In this abiding series, each post will be framed as an email correspondence to a friend who is seeking to get ‘more’ out of his or her faith. My hope is that by exploring this topic as a conversation, you will resonate with the message as deeply as if it were a letter addressed to you.
To: Friend Seeking More from Faith
From: Doug Nuenke
Subject: Too Easily Satisfied
Hello my friend,
My goodness! It’s taken me several starts and stops to actually sit down and respond to your last email! First text messages; then a phone call; then a rabbit trail of reading news, getting lost on the internet, and checking social media. It appears I have a limitless appetite for distraction, particularly when I have more important things to do!
All of this begins to answer the question you posed in your last email: what gets in the way of abiding with Christ?
The answer is simple: we are distracted, often busied by and sometimes addicted to other things. We so easily direct our gaze to anything and everything but Jesus.
Humans are driven to pursue a flourishing life, but we often settle for shortcuts that make satisfaction seem easier and instantaneous. Take, for example, how we consume food. I recently read an article about how the food revolution of the 1960’s (with its ready-made meals) turned us into a society of snackers. “Many people are scarcely acquainted with the feeling of hunger anymore… the new pattern is a series of solitary snacks that we often hardly notice or enjoy as they pass through our gullet.”
Isn’t that sad? Our snack culture has detached us from our true feelings of hunger and undermined our capacity to taste, enjoy, and benefit from healthy food.
I wonder if the same concept doesn’t apply to how we satiate our spiritual hunger. Too often we fill our spiritual ‘stomachs’ with other affections or activities that distract but do not fulfill us. We can make a “religion” out of anything that is voraciously pursued for personal fulfillment: career, social connectivity, fitness, sex, achievement, you name it.
One area worth highlighting. Our culture has become more and more occupied with sexual fascination and exploits. People are increasingly turning to illicit relationships, both actual and virtual, to anesthetize pain or in pursuit of relational intimacy ultimately designed to be met by God.
The problem is that we are ‘snacking’ on things that fail to satisfy or nourish us. At best, they are tasteless compulsions that numb our hunger. And at worst they become addictions that attach themselves to us like a parasite, sucking the life from us. In either case, our pursuit to be satisfied will never provide the fullness of life that Jesus promised—in Himself!
In John 6:35, Jesus says “I am the bread of life… whoever comes to me will never be hungry again.” He is the only one who can feed and fill us forever. (See also: 1 John 2:15-17)
Abiding with Christ is the activity we were designed for, the fuel we were intended to run on. Although the affections and activities I mentioned above may not be harmful in themselves, they become so when we treat them as our sustenance. For they were never meant to be our ‘bread of life.’
C.S. Lewis provides an example of this in The Lion, the Witch, and the Wardrobe.

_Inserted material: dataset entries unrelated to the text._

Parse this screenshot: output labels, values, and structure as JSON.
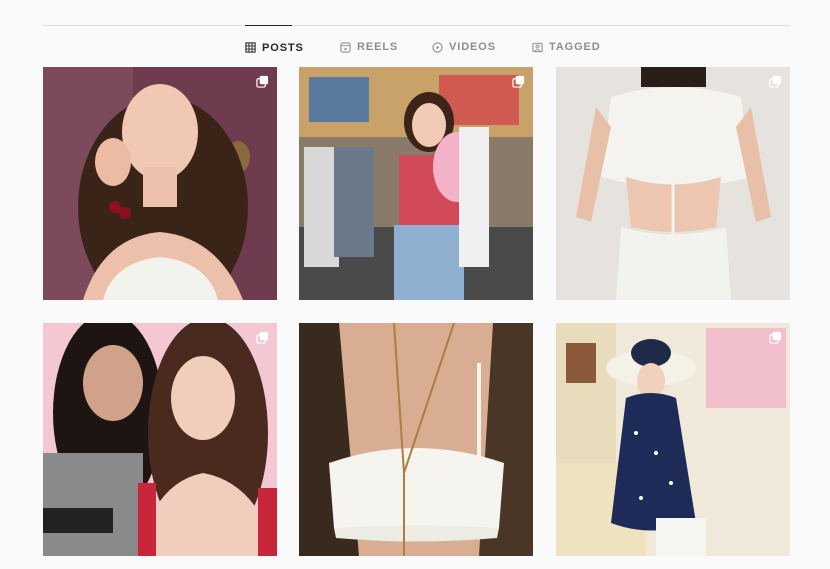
{
  "tabs": [
    {
      "label": "POSTS",
      "icon": "grid-icon",
      "active": true
    },
    {
      "label": "REELS",
      "icon": "reels-icon",
      "active": false
    },
    {
      "label": "VIDEOS",
      "icon": "play-icon",
      "active": false
    },
    {
      "label": "TAGGED",
      "icon": "tag-icon",
      "active": false
    }
  ],
  "posts": [
    {
      "subject": "selfie-cherries",
      "multi": true
    },
    {
      "subject": "cotton-candy-fair",
      "multi": true
    },
    {
      "subject": "white-crop-top",
      "multi": true
    },
    {
      "subject": "two-friends-pink",
      "multi": true
    },
    {
      "subject": "white-lace-top",
      "multi": false
    },
    {
      "subject": "polka-dot-dress-hat",
      "multi": true
    }
  ],
  "colors": {
    "background": "#fafafa",
    "divider": "#dbdbdb",
    "tab_active": "#262626",
    "tab_inactive": "#8e8e8e"
  }
}
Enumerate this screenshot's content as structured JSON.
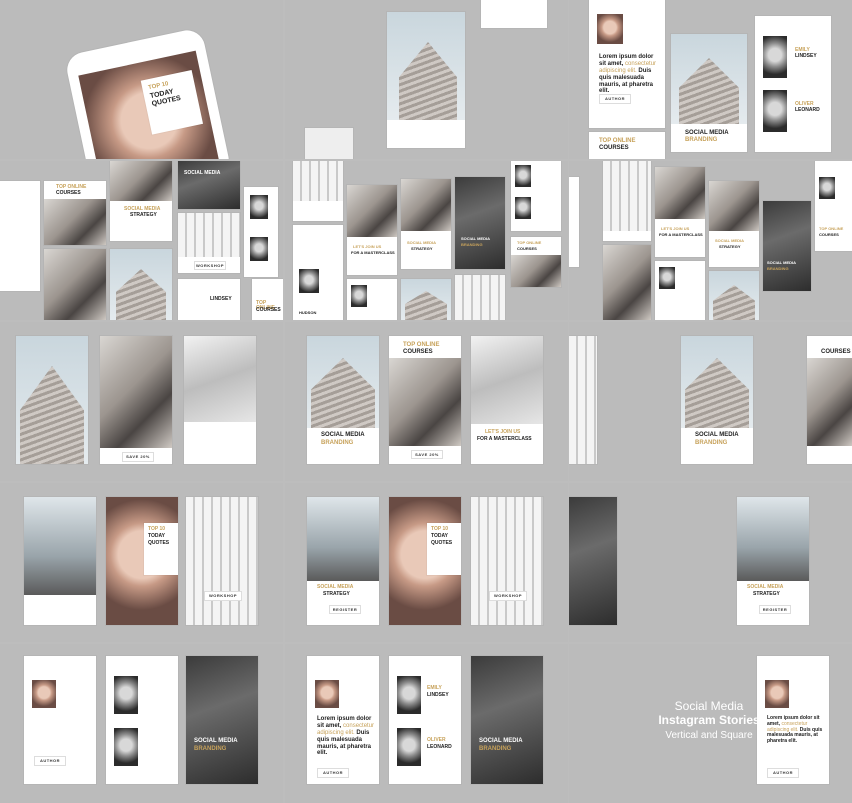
{
  "colors": {
    "background": "#bbbbbb",
    "accent_gold": "#c7a25b",
    "dark_text": "#222222"
  },
  "texts": {
    "today_quotes_top": "TOP 10",
    "today_quotes_1": "TODAY",
    "today_quotes_2": "QUOTES",
    "lorem_1": "Lorem ipsum dolor",
    "lorem_2": "sit amet,",
    "lorem_gold": "consectetur adipiscing elit.",
    "lorem_3": "Duis quis malesuada",
    "lorem_4": "mauris, at pharetra elit.",
    "author_btn": "AUTHOR",
    "emily_1": "EMILY",
    "emily_2": "LINDSEY",
    "oliver_1": "OLIVER",
    "oliver_2": "LEONARD",
    "sm_branding_1": "SOCIAL MEDIA",
    "sm_branding_2": "BRANDING",
    "sm_strategy_1": "SOCIAL MEDIA",
    "sm_strategy_2": "STRATEGY",
    "top_online_1": "TOP ONLINE",
    "top_online_2": "COURSES",
    "join_1": "LET'S JOIN US",
    "join_2": "FOR A MASTERCLASS",
    "save_btn": "SAVE 20%",
    "workshop_btn": "WORKSHOP",
    "register_btn": "REGISTER",
    "hudson": "HUDSON",
    "promo_line1": "Social Media",
    "promo_line2": "Instagram Stories",
    "promo_line3": "Vertical and Square"
  }
}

The villain of the story offers Edmund an enchanted candy called Turkish Delight, “for she knew… that anyone who had once tasted it would want more of it, and would even, if they were allowed, go on eating it till they killed themselves.”
As the story unfolds, Edmund becomes addicted to Turkish Delight, which leads him down a path of upheaval for his siblings and himself. The false form of sustenance Edmund thought would satisfy him entrapped him instead.
I wonder if there are affections or activities that come to mind that could be your ‘Turkish Delight?’ In what ways might you be too easily satisfied and miss the gift of feasting on Jesus? Are there practical steps you can take to direct your hunger to the bread of Life, which is the true hunger beneath all our other cravings?